The Cause

I sat and stared at my finger nails inspecting them as though they were some great work of art full of fascinating detail. In a way I guess they were but still it was a stupid thing to do. I sat on the veranda of my beautiful cottage with that beautiful mansion to my right and the soft lapping of the sea coming from behind the house. But looking up just hurt too much, brought back too many memories. Of Daisy, of Tom, of that drunken night in the cramped New York apartment; it reminded me of the parties, the sneak easy, the car rides, the drink. It reminded me of Jordan and even more so of him.

I had just returned from telling Jordan I couldn't see her any more. It had hurt more than I expected; not because I loved her because as bad as I felt I never had, no that wasn't it. Part of me knew, I guess, that it was because that by leaving her it really was over. I pulled my gaze from my hands and looked up at the building to my right. It was beautiful, it really was but without all the lights, the glitter and the music streaming from the doors it seemed derelict, alone, sad.

How did this happen? Why did this happen? I guess it was coming back from New York. Daisy racing through the Valley of Ashes in the yellow car, Myrtle throwing herself into the road thinking it was Tom. Maybe if she hadn't have died this wouldn't have happened but then I don't think even I can convince myself of that now. Before that there was the fight in the Plaza hotel. The shouting, the atmosphere, Jordan and I just sat there in the corner, powerless of calming any of them. Then before that there was the journey to New York. Tom, Jordan and I sat in the yellow car; Tom driving so fast and so recklessly that I was sure we would end up dead. Before that there was the party and before that there was Gatsby's hospitality to me, his neighbour, who up until that point had just watched lustily from afar. There was obviously my loose connection to Daisy but I had never had that much to do with her. We were only cousins after all. There was me moving here but that was only the beginning of this for me.

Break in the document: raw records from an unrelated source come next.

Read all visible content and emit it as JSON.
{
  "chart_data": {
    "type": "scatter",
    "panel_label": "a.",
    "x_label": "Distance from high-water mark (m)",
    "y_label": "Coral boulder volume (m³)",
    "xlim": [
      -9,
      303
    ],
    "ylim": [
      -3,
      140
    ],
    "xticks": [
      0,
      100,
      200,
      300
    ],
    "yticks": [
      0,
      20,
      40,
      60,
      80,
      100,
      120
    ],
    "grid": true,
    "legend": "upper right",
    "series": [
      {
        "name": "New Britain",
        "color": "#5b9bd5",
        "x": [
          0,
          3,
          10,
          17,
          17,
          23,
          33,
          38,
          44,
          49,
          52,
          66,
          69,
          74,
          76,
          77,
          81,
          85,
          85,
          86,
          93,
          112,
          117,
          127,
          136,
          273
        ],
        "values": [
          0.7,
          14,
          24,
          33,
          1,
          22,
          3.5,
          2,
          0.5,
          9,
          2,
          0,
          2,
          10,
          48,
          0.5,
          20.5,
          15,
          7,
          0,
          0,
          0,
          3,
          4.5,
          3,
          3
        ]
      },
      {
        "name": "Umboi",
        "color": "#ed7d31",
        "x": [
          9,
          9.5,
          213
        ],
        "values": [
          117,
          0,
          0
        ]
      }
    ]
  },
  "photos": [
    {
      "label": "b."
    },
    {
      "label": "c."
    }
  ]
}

For Tom it was Gatsby moving to West Egg in the hope that he would one day see her again, holding the extravagant parties with the view of catching her after she had wandered in drunk. Or maybe, for Tom it was before that, maybe it was his wedding to the Bride who cried tears of regret not joy as she came down the aisle. But how could he know of that, he did not know her history. Then for Daisy the start of all this was that summer romance of 17. He was perfect to her; she was in love, totally, completely, head over heels. And he was to but he never wrote. The Army and his pride tore them apart.

And yet for Gatsby it had come before this, before Daisy, before War, before Tom and before me. For him it had been growing up poor in the Midwest. Being born James Gats the poor not Jay Gatsby the Great. For him it was the continuous battle for the unachievable, the American dream. Daisy just slotted in nicely at first but soon she meant so much more. She overtook the dream and became a whole new one herself. If he had left her, if he had moved on; he would have achieved the dream, found a new girl who 'slotted in nicely' and I would never have met him. I would have escaped. Little I can do now about it. It was obviously the hand of God that guided him to Daisy. Instead I am sat here; packing boxes stacked around my feet the wave of memories lapping of memories in my ear as loud as the lapping of the sea. I have only the bottle on the table for solace and, as I reach out and grasp the neck, the smell of warm whisky drifting, unappealingly to my nostrils, I realise it is now my last hope.